Sabato 25 Novembre 2017 ore 06:57
FELICE PULICI
Felice Pulici: "Buffon deve dire basta al calcio giocato"
Le società devono saper offrire ai ragazzi qualcosa di importante, non soltanto il sogno di poter arrivare un giorno a essere un campione e a guadagnare tanti soldi

Felice Pulici, ex dirigente della Lazio e portiere biancoceleste dello scudetto del '74, è intervenuto ai microfoni della trasmissione "Sport Academy", emittente dell'Università Niccolò Cusano.

Vivai calcio italiano. "Nell'ambito dell'attività calcistica delle nostre squadre manca la volontà di fare investimenti importanti anche a livello di strutture, che consentano ai ragazzi di crescere in un ambiente importante e sano. L'attività che devono svolgere le squadre di Serie A è quella di proporre delle strutture talmente valide da invogliare le famiglie a far entrare i ragazzi in quel tipo di ambito. E soprattutto le società devono saper offrire ai ragazzi qualcosa di importante, non soltanto il sogno di poter arrivare un giorno a essere un campione e a guadagnare tanti soldi. I settori giovanili sono impostati solo su questo sogno, invece bisognerebbe far passare ai ragazzi un momento di tempo libero che sia comunque produttivo nella loro formazione di persone. E' questo che manca oggi". 

Giocatori stranieri. "Le società che vanno a valutare giocatori bravi in campo internazionale, vanno anche a occupare dei ruoli con calciatori che nel tempo non possono far parte della Nazionale quindi è più difficile che giocatori italiani possano emergere". 

Procuratori. "Il calcio è sempre stato in mano ai procuratori, una volta però c'erano dei limiti dal punto di vista economico.

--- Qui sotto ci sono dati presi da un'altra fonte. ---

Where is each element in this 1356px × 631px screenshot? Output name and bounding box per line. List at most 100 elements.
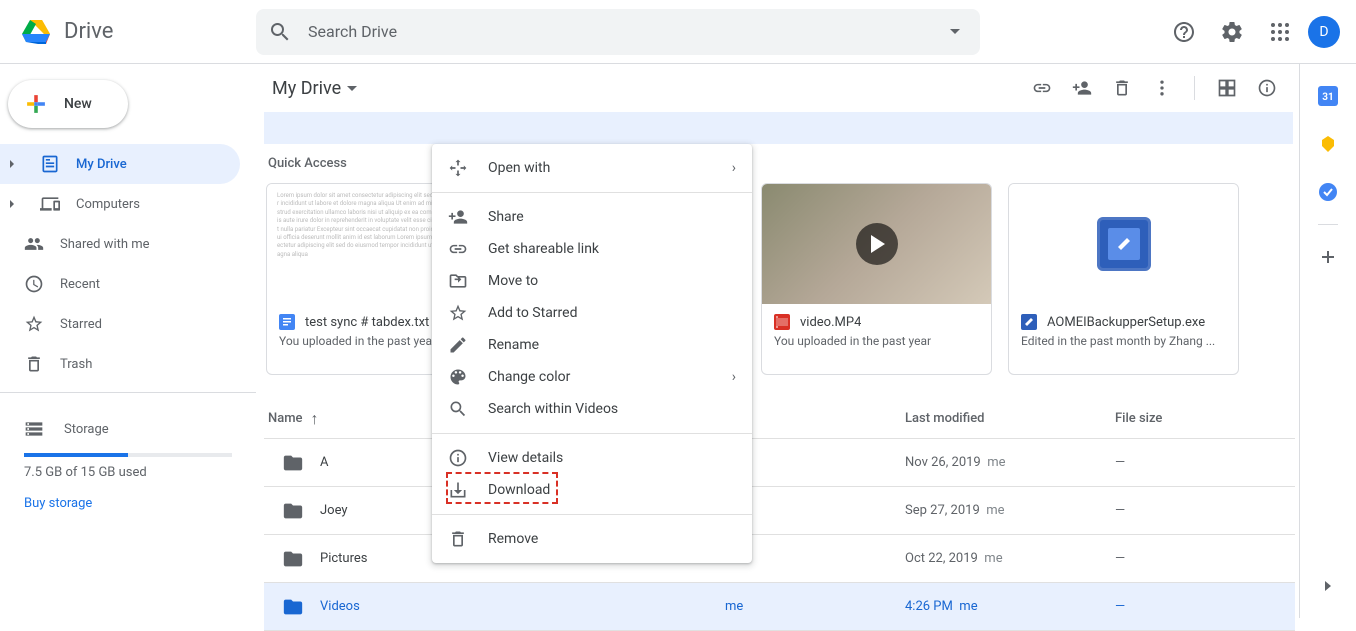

Adesso arriva il procuratore, ti fa vedere le cassette dei suoi giocatori e la società non ha più quella struttura di collaboratori che andavano personalmente a visionare i giocatori da selezionare".

Su Buffon e le critiche post Spagna-Italia. "Buffon deve entrare in un certo ordine di idee: con il passare degli anni non puoi essere sempre nella condizione di avere quella reattività necessaria per un ruolo così fondamentale come quello del portiere. E' lui che deve dire: adesso smetto, perchè non sono più in grado di dare quello che davo un tempo. Qui nasce però una sua volontà: vuole battere tutti i record e arrivare sempre più in alto come numero di presenza. E' però una soddisfazione personalissima, non può essere una soddisfazione che comprende anche i tifosi della Juve e della Nazionale".